Not everyday needs to be filled with museums and sightseeing. People back home have weekends to unwind, and you will need the same. At least one day a week, take a break.
5. Stop Completely For A While
Even with your one day off of a week, being on the move all the time will grind you down. After two years crossing Asia we were completely burnt out, despite the incredible things we had done.
We wanted to form friendships with people that lasted longer than a couple of days.
We wanted to not feel lost all the time when we arrived in a new city. We wanted to unpack our backpacks once and not repack it again the next morning. We even found ourselves craving the thing that we most hate – ‘routine’.
One year into our current trip we settled down in Phong Nha, Vietnam for 2.5 months and took a vacation within a vacation. It did wonders for our soul!
By the end of our time there, we were refreshed and ready to tackle the next part of the adventure. Now we’ve slowed down a bit while we’re in Thailand and it has been excellent!
We spent 11 nights in one place in Koh Lanta – the longest we had been stationary in 14 months, and damn it felt good!
To survive long term travel, you really need to stop travelling now and then. Find a place you love with a good amount of things to keep you interested, rent a room in a house (or an entire bungalow), and return to a brief life of normality.
6. Get Back To Nature
If you are anything like us, you love being surrounded by nature. It soothes the soul. We love nothing more than going for a hike in a forest, climbing a mountain or sitting by a pristine river.
When the hustle and bustle of big cities grinds us down, we make a beeline for the nearest national park. Away from the noise and crowds, filling our lungs with fresh air helps put us back in a positive mindset.
To survive long term travel, spend as much time in nature as possible!
7. Get A Taste Of Something Different
You know what we ate a lot of during our 26 months in Asia? Rice and noodles. I mean A LOT of rice and noodles. You know what we get sick of? Rice and noodles.
Don’t get us wrong, we love Asian food, but every now and then we crave a pizza or a burger or some burritos or a pasta meal. These kind of foods aren’t usually cheap in Asia, but occasionally we just don’t care.

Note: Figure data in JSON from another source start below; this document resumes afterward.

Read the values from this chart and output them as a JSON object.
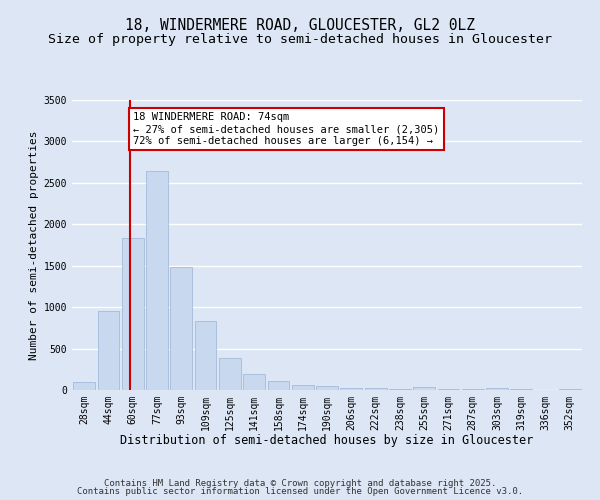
{
  "title": "18, WINDERMERE ROAD, GLOUCESTER, GL2 0LZ",
  "subtitle": "Size of property relative to semi-detached houses in Gloucester",
  "xlabel": "Distribution of semi-detached houses by size in Gloucester",
  "ylabel": "Number of semi-detached properties",
  "categories": [
    "28sqm",
    "44sqm",
    "60sqm",
    "77sqm",
    "93sqm",
    "109sqm",
    "125sqm",
    "141sqm",
    "158sqm",
    "174sqm",
    "190sqm",
    "206sqm",
    "222sqm",
    "238sqm",
    "255sqm",
    "271sqm",
    "287sqm",
    "303sqm",
    "319sqm",
    "336sqm",
    "352sqm"
  ],
  "values": [
    95,
    950,
    1840,
    2640,
    1490,
    830,
    390,
    195,
    110,
    60,
    45,
    30,
    20,
    15,
    35,
    15,
    10,
    30,
    10,
    5,
    10
  ],
  "bar_color": "#c8d8ee",
  "bar_edge_color": "#9ab4d4",
  "property_line_x": 1.87,
  "property_line_color": "#cc0000",
  "annotation_text": "18 WINDERMERE ROAD: 74sqm\n← 27% of semi-detached houses are smaller (2,305)\n72% of semi-detached houses are larger (6,154) →",
  "annotation_box_color": "#cc0000",
  "ylim": [
    0,
    3500
  ],
  "footnote1": "Contains HM Land Registry data © Crown copyright and database right 2025.",
  "footnote2": "Contains public sector information licensed under the Open Government Licence v3.0.",
  "background_color": "#dce6f5",
  "plot_bg_color": "#dce6f5",
  "grid_color": "#ffffff",
  "title_fontsize": 10.5,
  "subtitle_fontsize": 9.5,
  "xlabel_fontsize": 8.5,
  "ylabel_fontsize": 8,
  "tick_fontsize": 7,
  "annotation_fontsize": 7.5,
  "footnote_fontsize": 6.5
}
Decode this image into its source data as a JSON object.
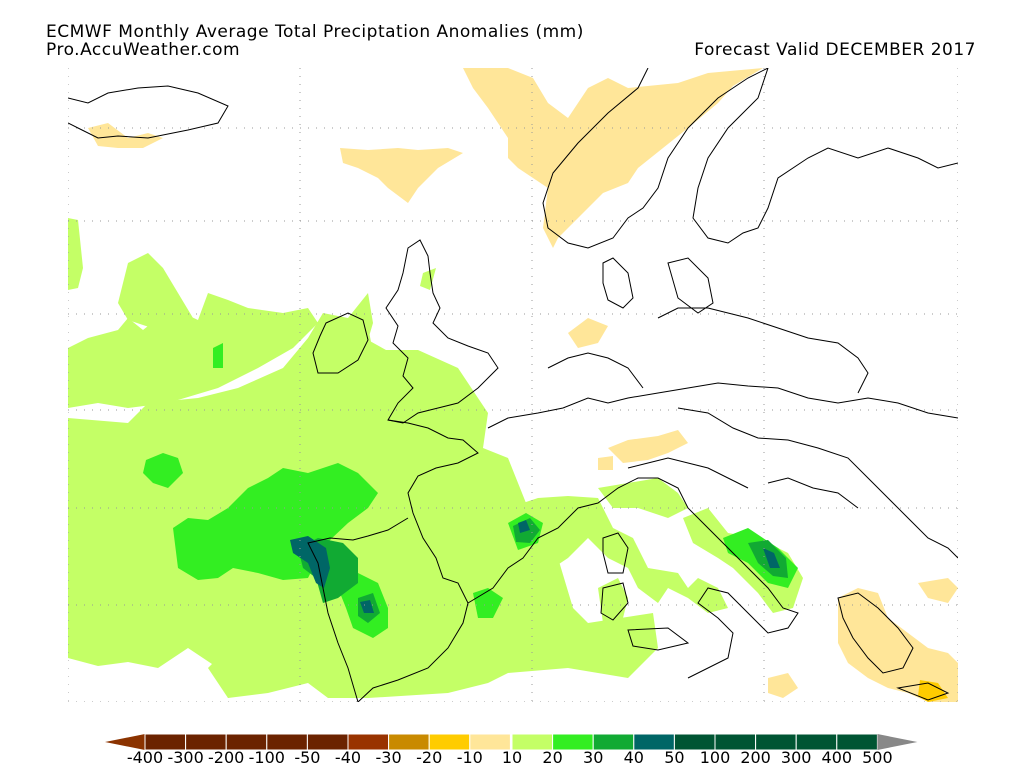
{
  "header": {
    "title": "ECMWF Monthly Average Total Preciptation Anomalies (mm)",
    "source": "Pro.AccuWeather.com",
    "valid": "Forecast Valid DECEMBER 2017"
  },
  "legend": {
    "labels": [
      "-400",
      "-300",
      "-200",
      "-100",
      "-50",
      "-40",
      "-30",
      "-20",
      "-10",
      "10",
      "20",
      "30",
      "40",
      "50",
      "100",
      "200",
      "300",
      "400",
      "500"
    ],
    "colors": {
      "dry": [
        "#6b2300",
        "#6b2300",
        "#6b2300",
        "#6b2300",
        "#6b2300",
        "#993300",
        "#c98a00",
        "#ffcc00",
        "#ffe699"
      ],
      "wet": [
        "#c4ff66",
        "#33ee22",
        "#11aa33",
        "#006666",
        "#005533",
        "#005533",
        "#005533",
        "#005533",
        "#005533"
      ],
      "below_end": "#8b3300",
      "above_end": "#888888"
    }
  },
  "map_colors": {
    "light_green": "#c4ff66",
    "green": "#33ee22",
    "mid_green": "#11aa33",
    "dark_teal": "#006666",
    "tan": "#ffe699",
    "gold": "#ffcc00",
    "gridline": "#999999"
  }
}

At some point the idea of eating another tortilla in Central America or one last donair kebab in Turkey is going to make you feel sick. Splash out sometimes and give in to whatever it is you are craving.

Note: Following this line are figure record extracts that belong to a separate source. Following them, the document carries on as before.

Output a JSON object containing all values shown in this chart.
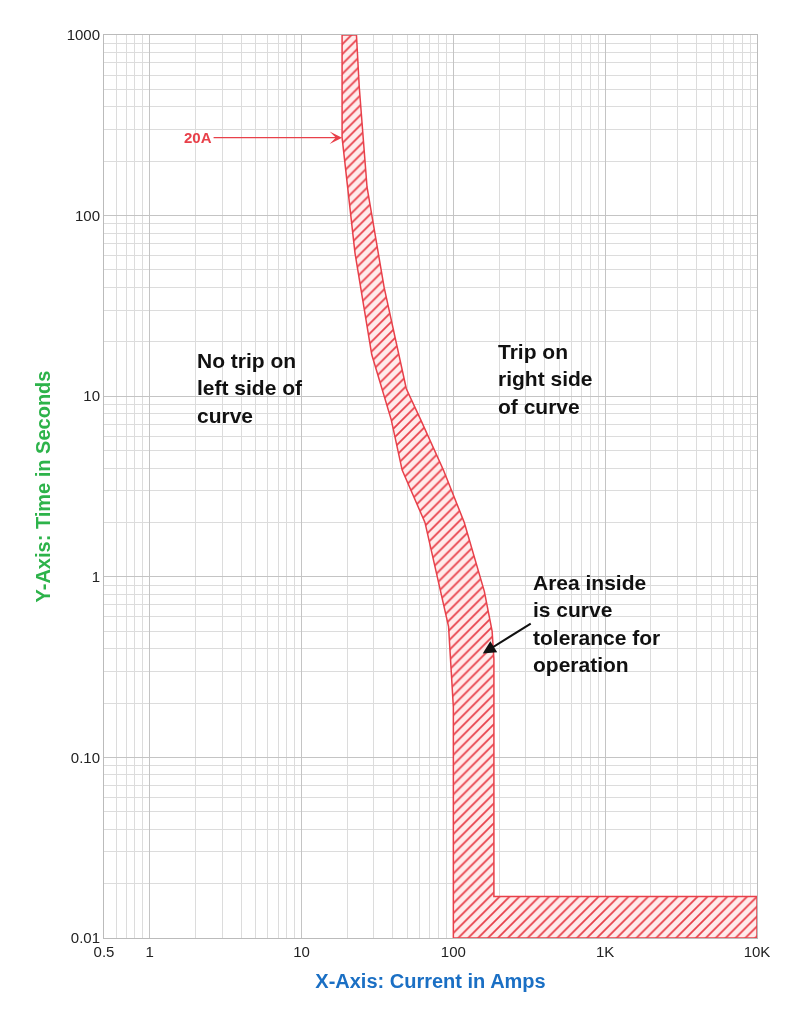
{
  "chart_data": {
    "type": "area",
    "xlabel": "X-Axis: Current in Amps",
    "ylabel": "Y-Axis: Time in Seconds",
    "log": "xy",
    "grid": true,
    "xlim": [
      0.5,
      10000
    ],
    "xticks": [
      0.5,
      1,
      10,
      100,
      {
        "value": 1000,
        "label": "1K"
      },
      {
        "value": 10000,
        "label": "10K"
      }
    ],
    "ylim": [
      0.01,
      1000
    ],
    "yticks": [
      0.01,
      {
        "value": 0.1,
        "label": "0.10"
      },
      1,
      10,
      100,
      1000
    ],
    "series": [
      {
        "color": "#e8404a",
        "x": [
          18.5,
          18.5,
          22.5,
          29,
          39,
          46,
          65,
          93,
          100,
          100,
          10000,
          10000,
          185,
          185,
          180,
          160,
          118,
          86,
          61,
          49,
          35,
          27,
          24,
          23,
          18.5
        ],
        "values": [
          1000,
          270,
          62,
          17,
          7.4,
          3.9,
          2.0,
          0.53,
          0.19,
          0.01,
          0.01,
          0.017,
          0.017,
          0.35,
          0.5,
          0.83,
          2.0,
          3.9,
          7.4,
          11,
          40,
          144,
          515,
          1000,
          1000
        ]
      }
    ],
    "annotations": [
      {
        "text": "20A",
        "x": 18.5,
        "y": 270
      },
      "No trip on left side of curve",
      "Trip on right side of curve",
      "Area inside is curve tolerance for operation"
    ]
  }
}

8. Keep Fit And Stay Healthy
When you are at home, with a set schedule and normal routine, it is easier to make time to exercise or be careful about what you eat. When you are on the road, this becomes more difficult.

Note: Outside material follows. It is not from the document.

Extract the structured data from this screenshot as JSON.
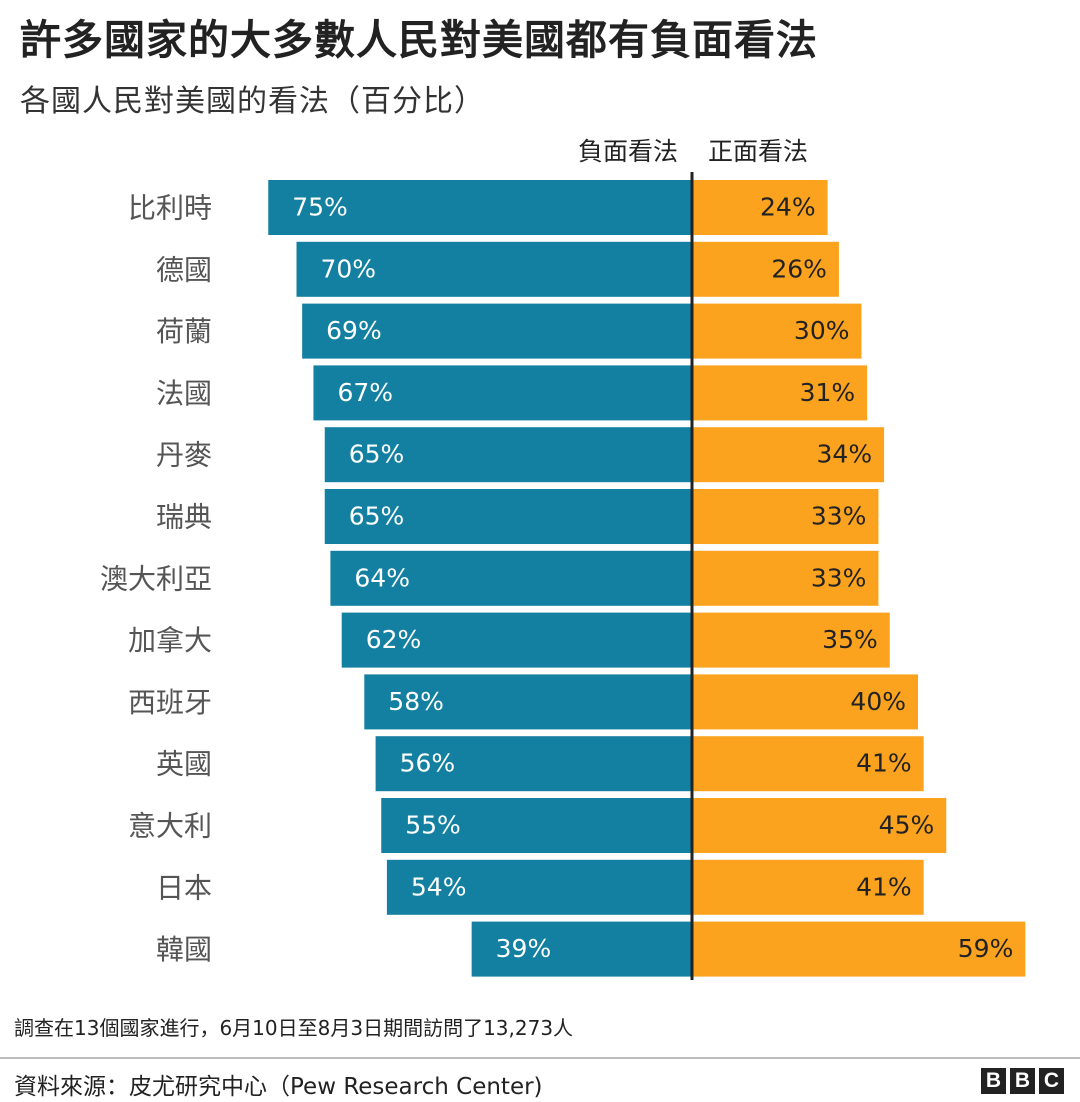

You might quit your plan of going for an evening run and instead make a habit of catching happy hour every night! Trust us, we know the feeling!
Don’t forget to keep up your daily exercise. It can be as simple as walking instead of taking a bus or taxi every day, or doing some push ups and sit ups when you wake up.
Consider have a detox day every week where you only eat fruit and vegetables, or have a strict rule of only drinking a few nights a week. Try to get a solid night’s sleep and not stay up to late.
That was one reason we returned to Thailand – to detox and get healthy again. We just completed one month off alcohol, and have really changed our diet.
And while we admit we haven’t exercised as much as we could have, we still feel great! And most importantly, eating healthy has helped get us ready for our next big travels.